Millennium Post

Centre-state rifts harming nation

Though the chief ministers’ conference, held in New Delhi on Wednesday was on internal security, the wide cleavages in the outlook between the centre and states on this important subject was reflected in the non-attendance of the chief ministers of the important states of West Bengal and Tamil Nadu. Tamil Nadu chief minister J Jayalalithaa recorded her dissent,  saying that the reason she was not be attending the meeting was because such conferences held by the centre had become an ‘annual ritualistic exercise and very little opportunity is given to chief ministers to express their views’. This reflects poorly on centre-state relations as also on the worth of such conferences if the perception among chief ministers holds that these do not lead to democratic discussions and meaningful outcomes. Although the meeting comes in the wake of the latest Maoist attack in Bastar, Chhattisgarh, which led the prime minister to emphasise the need for the centre and states to work, like last year’s meeting, most issues at the conference were overshadowed by the centre’s perceived attempts at the encroachment of state powers. Thus, important topics such as police reforms and the modernisation of police forces, enhanced security to women, the situation in Jammu and Kashmir and in the northeastern region, or even a new strategy to counter Naxalism were dwarfed by the discussion of the new initiatives which the centre wants to push through but which are opposed by the states.

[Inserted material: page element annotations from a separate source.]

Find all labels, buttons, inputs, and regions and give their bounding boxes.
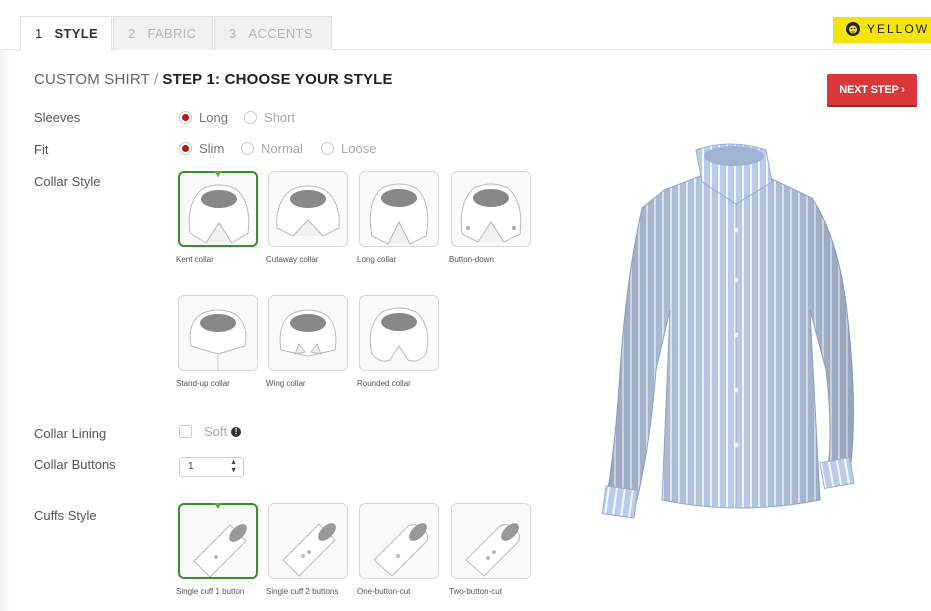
step-heading: STEP 1: CHOOSE YOUR STYLE bbox=[162, 71, 393, 88]
info-icon[interactable]: ! bbox=[231, 426, 242, 437]
option-caption: Wing collar bbox=[266, 379, 306, 388]
option-thumbnail bbox=[268, 503, 348, 579]
step-tab-bar: 1 STYLE 2 FABRIC 3 ACCENTS YELLOW bbox=[0, 0, 931, 51]
option-caption: Rounded collar bbox=[357, 379, 411, 388]
collar-buttons-label: Collar Buttons bbox=[34, 457, 116, 472]
stand-up-collar-icon bbox=[189, 309, 247, 370]
checkbox-label: Soft bbox=[204, 424, 228, 439]
radio-dot bbox=[179, 111, 192, 124]
fit-normal-radio[interactable]: Normal bbox=[241, 141, 303, 156]
lion-icon bbox=[846, 22, 860, 36]
option-caption: Stand-up collar bbox=[176, 379, 230, 388]
tab-label: ACCENTS bbox=[248, 26, 313, 41]
two-button-cut-cuff-icon bbox=[465, 523, 521, 577]
option-caption: Cutaway collar bbox=[266, 255, 319, 264]
radio-label: Loose bbox=[341, 141, 377, 156]
option-thumbnail bbox=[178, 295, 258, 371]
wing-collar-icon bbox=[279, 309, 337, 357]
long-collar-icon bbox=[369, 183, 429, 245]
radio-dot bbox=[244, 111, 257, 124]
kent-collar-icon bbox=[188, 184, 250, 244]
cuff-option-two-button-cut[interactable]: Two-button-cut bbox=[449, 503, 531, 597]
select-value: 1 bbox=[188, 461, 194, 472]
collar-option-button-down[interactable]: Button-down bbox=[449, 171, 531, 265]
shirt-preview-image[interactable] bbox=[590, 120, 870, 545]
tab-number: 1 bbox=[35, 26, 43, 41]
cuff-option-single-2-buttons[interactable]: Single cuff 2 buttons bbox=[266, 503, 348, 597]
fit-loose-radio[interactable]: Loose bbox=[321, 141, 376, 156]
collar-lining-label: Collar Lining bbox=[34, 426, 107, 441]
collar-buttons-select[interactable]: 1 ▲ ▼ bbox=[179, 457, 244, 477]
radio-label: Normal bbox=[261, 141, 303, 156]
collar-style-label: Collar Style bbox=[34, 174, 101, 189]
option-caption: Long collar bbox=[357, 255, 397, 264]
option-thumbnail bbox=[178, 171, 258, 247]
brand-name: YELLOW bbox=[867, 22, 930, 36]
tab-number: 2 bbox=[128, 26, 136, 41]
tab-fabric[interactable]: 2 FABRIC bbox=[113, 16, 213, 50]
option-caption: Button-down bbox=[449, 255, 494, 264]
option-thumbnail bbox=[451, 171, 531, 247]
page-title: CUSTOM SHIRT / STEP 1: CHOOSE YOUR STYLE bbox=[34, 71, 393, 88]
cutaway-collar-icon bbox=[276, 185, 340, 237]
fit-label: Fit bbox=[34, 142, 49, 157]
collar-option-stand-up[interactable]: Stand-up collar bbox=[176, 295, 258, 389]
radio-dot bbox=[179, 142, 192, 155]
breadcrumb-root[interactable]: CUSTOM SHIRT bbox=[34, 71, 150, 88]
brand-logo[interactable]: YELLOW bbox=[833, 17, 931, 43]
collar-option-rounded[interactable]: Rounded collar bbox=[357, 295, 439, 389]
tab-number: 3 bbox=[229, 26, 237, 41]
option-thumbnail bbox=[178, 503, 258, 579]
sleeves-short-radio[interactable]: Short bbox=[244, 110, 295, 125]
cuffs-style-label: Cuffs Style bbox=[34, 508, 97, 523]
radio-dot bbox=[321, 142, 334, 155]
checkbox-box bbox=[179, 425, 192, 438]
tab-label: FABRIC bbox=[147, 26, 197, 41]
tab-accents[interactable]: 3 ACCENTS bbox=[214, 16, 332, 50]
single-cuff-one-button-icon bbox=[193, 524, 247, 577]
next-step-button[interactable]: NEXT STEP › bbox=[827, 74, 917, 107]
tab-label: STYLE bbox=[54, 26, 98, 41]
tab-style[interactable]: 1 STYLE bbox=[20, 16, 112, 51]
option-thumbnail bbox=[451, 503, 531, 579]
radio-dot bbox=[241, 142, 254, 155]
option-thumbnail bbox=[268, 171, 348, 247]
option-thumbnail bbox=[268, 295, 348, 371]
radio-label: Long bbox=[199, 110, 228, 125]
radio-label: Short bbox=[264, 110, 296, 125]
button-down-collar-icon bbox=[460, 183, 522, 243]
rounded-collar-icon bbox=[369, 307, 429, 362]
fit-slim-radio[interactable]: Slim bbox=[179, 141, 224, 156]
option-caption: Single cuff 1 button bbox=[176, 587, 245, 596]
select-arrows-icon: ▲ ▼ bbox=[230, 459, 237, 474]
option-caption: Single cuff 2 buttons bbox=[266, 587, 339, 596]
option-caption: Two-button-cut bbox=[449, 587, 502, 596]
collar-lining-soft-checkbox[interactable]: Soft ! bbox=[179, 424, 242, 439]
one-button-cut-cuff-icon bbox=[373, 523, 429, 577]
radio-label: Slim bbox=[199, 141, 225, 156]
cuff-option-one-button-cut[interactable]: One-button-cut bbox=[357, 503, 439, 597]
breadcrumb-separator: / bbox=[154, 71, 159, 88]
selected-marker-icon bbox=[214, 503, 222, 509]
collar-option-wing[interactable]: Wing collar bbox=[266, 295, 348, 389]
option-thumbnail bbox=[359, 295, 439, 371]
sleeves-label: Sleeves bbox=[34, 110, 81, 125]
collar-option-cutaway[interactable]: Cutaway collar bbox=[266, 171, 348, 265]
option-caption: Kent collar bbox=[176, 255, 214, 264]
collar-option-kent[interactable]: Kent collar bbox=[176, 171, 258, 265]
selected-marker-icon bbox=[214, 171, 222, 177]
cuff-option-single-1-button[interactable]: Single cuff 1 button bbox=[176, 503, 258, 597]
option-thumbnail bbox=[359, 503, 439, 579]
option-thumbnail bbox=[359, 171, 439, 247]
single-cuff-two-buttons-icon bbox=[282, 523, 336, 577]
collar-option-long[interactable]: Long collar bbox=[357, 171, 439, 265]
sleeves-long-radio[interactable]: Long bbox=[179, 110, 228, 125]
left-edge-shadow bbox=[0, 50, 10, 611]
option-caption: One-button-cut bbox=[357, 587, 411, 596]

Predictably, the centre’s proposed National Counter Terrorism Centre (NCTC), even in watered down version, has not been found acceptable by most of the states. Various concerns have been articulated, with Bihar chief minister Nitish Kumar, for instance, having noted that the NCTC suffered from several serious flaws and arbitrary provisions, saying that the better option would be to strengthen and develop NIA rather than to create another organisation. Chhattisgarh Chief Minister Raman Singh felt that NCTC violated the federal structure of the Constitution. For many of the non-Congress chief ministers, the motives of the Centre on this front are suspect. With internal security being too serious an issue, the centre and states must coordinate better, but the states must have their say and the centre must not ride roughshod over them in pushing forward changes.